Host: Is there any scarring related to the surgery?

Dr. Sharma: So, no actual visible scarring. Many times, in the path that the surgeons take, you may have some superficial nerve fibers that are affected and so people may have temporary, um, either altered or loss of taste or smell sensation. They’re definitely going through the sinus so sometime you can have sinus-related issues but those are usually temporary and there’s, uh, no visible scarring. You can’t really tell that the patient has had surgery, in fact.

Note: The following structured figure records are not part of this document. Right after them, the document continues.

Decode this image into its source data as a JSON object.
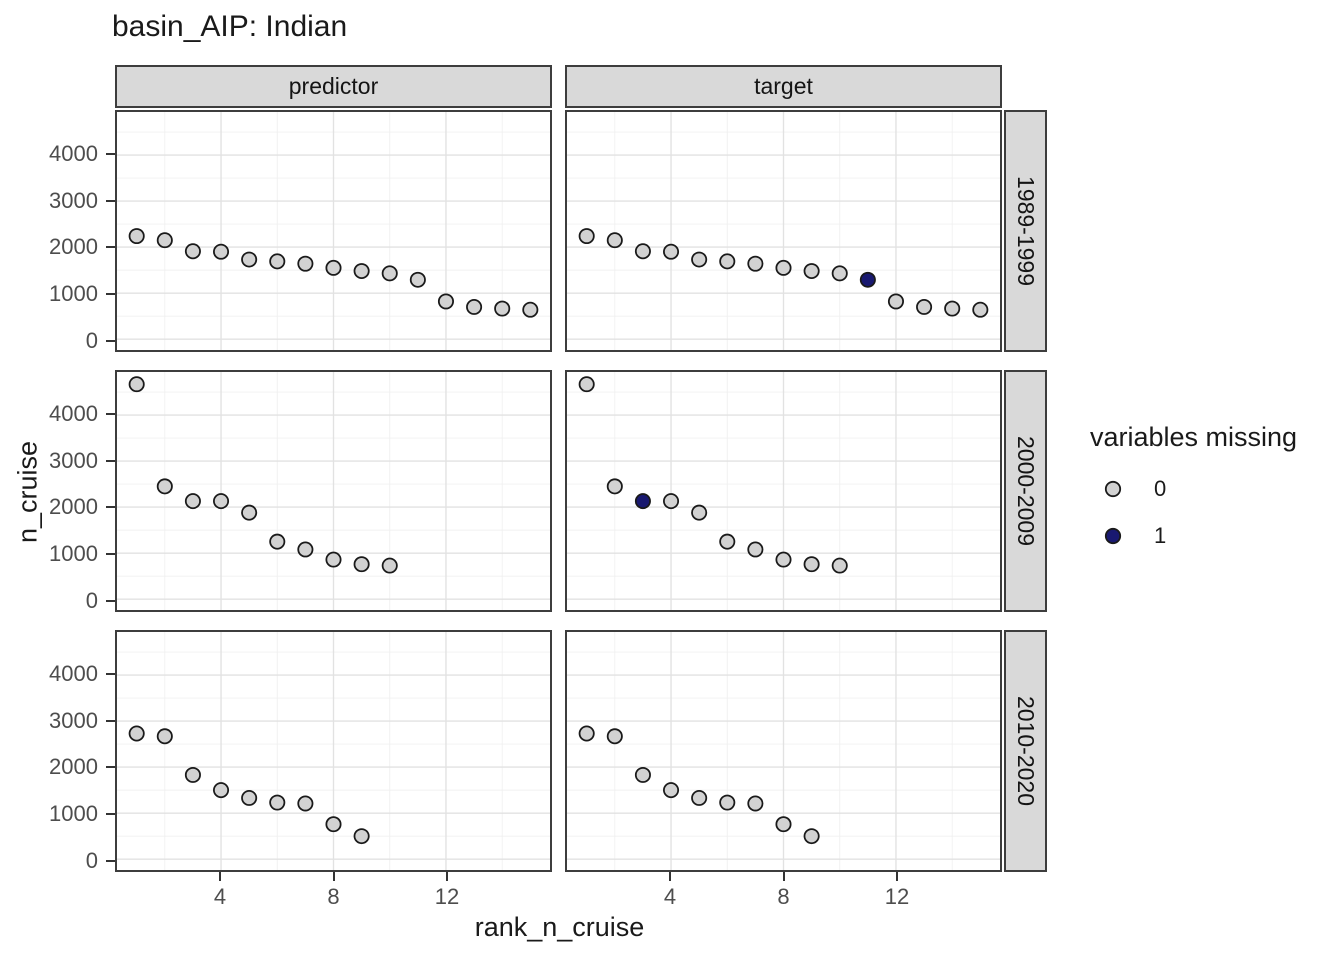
{
  "title": "basin_AIP: Indian",
  "chart_data": {
    "type": "scatter",
    "title": "basin_AIP: Indian",
    "xlabel": "rank_n_cruise",
    "ylabel": "n_cruise",
    "facet_cols": [
      "predictor",
      "target"
    ],
    "facet_rows": [
      "1989-1999",
      "2000-2009",
      "2010-2020"
    ],
    "x_domain": [
      0.3,
      15.7
    ],
    "y_domain": [
      -235,
      4935
    ],
    "x_major": [
      4,
      8,
      12
    ],
    "x_minor": [
      2,
      6,
      10,
      14
    ],
    "y_major": [
      4000,
      3000,
      2000,
      1000,
      0
    ],
    "y_minor": [
      4500,
      3500,
      2500,
      1500,
      500
    ],
    "grid": true,
    "legend": {
      "title": "variables missing",
      "position": "right",
      "levels": [
        {
          "value": 0,
          "label": "0",
          "fill": "#d2d2d2"
        },
        {
          "value": 1,
          "label": "1",
          "fill": "#191970"
        }
      ]
    },
    "colors": {
      "grid_major": "#e2e2e2",
      "grid_minor": "#f0f0f0",
      "point_stroke": "#1a1a1a",
      "strip_fill": "#d9d9d9",
      "panel_border": "#3d3d3d",
      "tick_text": "#4d4d4d"
    },
    "panels": [
      {
        "row": "1989-1999",
        "col": "predictor",
        "x": [
          1,
          2,
          3,
          4,
          5,
          6,
          7,
          8,
          9,
          10,
          11,
          12,
          13,
          14,
          15
        ],
        "y": [
          2240,
          2150,
          1910,
          1900,
          1730,
          1690,
          1640,
          1550,
          1480,
          1430,
          1290,
          820,
          700,
          665,
          640
        ],
        "missing": [
          0,
          0,
          0,
          0,
          0,
          0,
          0,
          0,
          0,
          0,
          0,
          0,
          0,
          0,
          0
        ]
      },
      {
        "row": "1989-1999",
        "col": "target",
        "x": [
          1,
          2,
          3,
          4,
          5,
          6,
          7,
          8,
          9,
          10,
          11,
          12,
          13,
          14,
          15
        ],
        "y": [
          2240,
          2150,
          1910,
          1900,
          1730,
          1690,
          1640,
          1550,
          1480,
          1430,
          1290,
          820,
          700,
          665,
          640
        ],
        "missing": [
          0,
          0,
          0,
          0,
          0,
          0,
          0,
          0,
          0,
          0,
          1,
          0,
          0,
          0,
          0
        ]
      },
      {
        "row": "2000-2009",
        "col": "predictor",
        "x": [
          1,
          2,
          3,
          4,
          5,
          6,
          7,
          8,
          9,
          10
        ],
        "y": [
          4670,
          2450,
          2130,
          2130,
          1880,
          1250,
          1080,
          860,
          760,
          730
        ],
        "missing": [
          0,
          0,
          0,
          0,
          0,
          0,
          0,
          0,
          0,
          0
        ]
      },
      {
        "row": "2000-2009",
        "col": "target",
        "x": [
          1,
          2,
          3,
          4,
          5,
          6,
          7,
          8,
          9,
          10
        ],
        "y": [
          4670,
          2450,
          2130,
          2130,
          1880,
          1250,
          1080,
          860,
          760,
          730
        ],
        "missing": [
          0,
          0,
          1,
          0,
          0,
          0,
          0,
          0,
          0,
          0
        ]
      },
      {
        "row": "2010-2020",
        "col": "predictor",
        "x": [
          1,
          2,
          3,
          4,
          5,
          6,
          7,
          8,
          9
        ],
        "y": [
          2730,
          2670,
          1830,
          1500,
          1330,
          1230,
          1210,
          760,
          500
        ],
        "missing": [
          0,
          0,
          0,
          0,
          0,
          0,
          0,
          0,
          0
        ]
      },
      {
        "row": "2010-2020",
        "col": "target",
        "x": [
          1,
          2,
          3,
          4,
          5,
          6,
          7,
          8,
          9
        ],
        "y": [
          2730,
          2670,
          1830,
          1500,
          1330,
          1230,
          1210,
          760,
          500
        ],
        "missing": [
          0,
          0,
          0,
          0,
          0,
          0,
          0,
          0,
          0
        ]
      }
    ]
  }
}
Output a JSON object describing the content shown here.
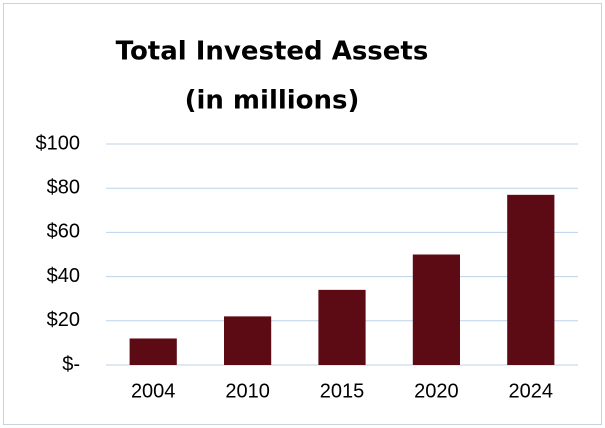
{
  "chart_data": {
    "type": "bar",
    "title": "Total Invested Assets",
    "subtitle": "(in millions)",
    "categories": [
      "2004",
      "2010",
      "2015",
      "2020",
      "2024"
    ],
    "values": [
      12,
      22,
      34,
      50,
      77
    ],
    "color": "#5c0a14",
    "ylim": [
      0,
      100
    ],
    "yticks": [
      {
        "value": 0,
        "label": "$-"
      },
      {
        "value": 20,
        "label": "$20"
      },
      {
        "value": 40,
        "label": "$40"
      },
      {
        "value": 60,
        "label": "$60"
      },
      {
        "value": 80,
        "label": "$80"
      },
      {
        "value": 100,
        "label": "$100"
      }
    ],
    "grid": true
  }
}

Host: Why is MedStar Washington Hospital Center the place for people to seek care?

Dr. Sharma: Oh, I think what we provide is a multidisciplinary team approach. It’s really important to see a patient and treat them as an individual and see what would be the best treatment option for them. So, any time I think of a pituitary tumor, I think what it needs is a team and not just a single physician operating in isolation. So, you need an endocrinologist to evaluate the hormonal excess or deficiency related to the pituitary tumor. You need a neuroradiologist to properly evaluate the tumor and make sure they’re using up to the mark MRI techniques and developing newer localization techniques for that. A majority of the tumors do need to be surgically removed so we definitely need an experienced neurosurgeon. Not every neurosurgeon is doing the number of transsphenoidal surgeries I feel that are necessary to develop the expertise, so it’s really important to have an experienced neurosurgeon who does a lot of these. And we are lucky to have Dr. Edward Aulisi as one of our neurosurgeons here. And so, an experienced neurosurgeon and then an experienced neuro-opthamologist to look at visual field deficits related to it. And then as an adjunct treatment, other than surgery and medical therapy, you may also need radiation therapy for the pituitary tumor. So, we have focused stereotactic radius surgery options available at MedStar Washington Hospital Center as well. So, having it all under one roof helps because we all are communicating and trying to develop a treatment plan that is best for the patient...that’s optimal for the patient.

Host: Are you currently doing any research on pituitary tumors that you’d like to share with people in the community?

Dr. Sharma: So, we are starting the research process. We do have Dr. Joseph Verbalis, who’s at our counterpart institute which is Georgetown University Hospital, where he’s already doing a lot of research on posterior pituitary and sodium disorders. And then Washington Hospital Center - we are developing other research programs to look at the path of physiology of tumors so what leads...for different patient populations to develop various kinds of pituitary tumors. We are working with our pathology department to try and see what molecular markers we can identify to better, um, identify what treatment option would be better for a particular patient based on those molecular markers. And then, of course, devising better, more refined surgical techniques for making these surgeries possible in a minimally invasive manner.

Host: Thank you for joining us today, Dr. Sharma.

Dr. Sharma: Thank you for having me.